La mise en scène abandonne toute neutralité : le choix des cadrages serre les visages, insiste sur la crispation des mains, sur le détail d’un regard ou la trajectoire d’un poing. Les ruptures visuelles matérialisent la fracture interne des protagonistes : John ne traverse plus l’école, il l’assiège, il la hante. Les séquences de violence sont plus sèches, moins chorégraphiées : la brutalité est immédiate, sans détour ni esthétisation, et la lecture devient plus éprouvante, moins complaisante.
Les moments de répit sont brefs : chaque suspense n’est plus qu’un sursis avant la prochaine déflagration. La structure en chapitres-feuilletons pousse le malaise à son comble, suspend l’espoir d’un retour à la normale, et imprime un sentiment d’inéluctabilité. Le découpage n’est pas qu’un artifice de mise en scène : il est au service du chaos, du vertige et de la déshumanisation.
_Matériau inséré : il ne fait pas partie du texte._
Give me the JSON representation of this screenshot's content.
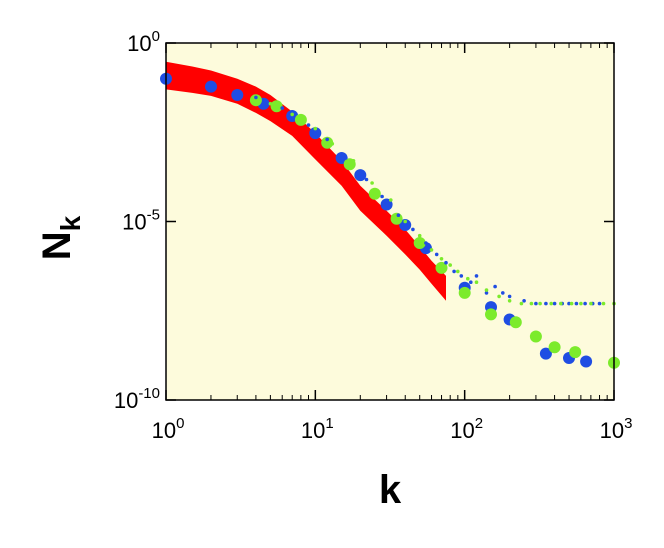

L’explosion des couleurs, le malaise comme unique horizon
Ce troisième tome marque un basculement visuel assumé. Le trait d’Uru-chan, déjà acéré, devient plus agressif, multipliant les effets de distorsion lors des séquences d’affrontements. Les couleurs s’intensifient : rouges saturés, ombres plus denses, contrastes marqués, chaque planche semble vouloir repousser le lecteur hors de sa zone de confort. Les visages, souvent déformés par la colère ou la peur, affichent des émotions à vif, rendant palpable la perte de contrôle généralisée. L’épure des décors, accentuée dans ce volume, accentue la sensation de claustrophobie : l’école n’a jamais paru aussi étouffante.
Les choix graphiques soulignent la montée de la psychose : arrière-plans effacés lors des crises, surlignages lumineux sur les éclats de violence, gestion des ombres pour isoler un personnage de la foule. La mise en page, désormais plus éclatée, s’affranchit de la linéarité classique pour fragmenter le récit, cassant le rythme et plaçant le lecteur dans une posture d’instabilité permanente. On ne respire plus : chaque transition visuelle impose une crispation, un vertige, et inscrit la douleur dans chaque case.
Toujours dépourvu de sonorités, mais l’absence de bruit devient ici une composante narrative : la violence muette, l’écho des pas dans les couloirs, le silence avant la tempête s’imposent d’eux-mêmes, participant à l’ambiance anxiogène du volume.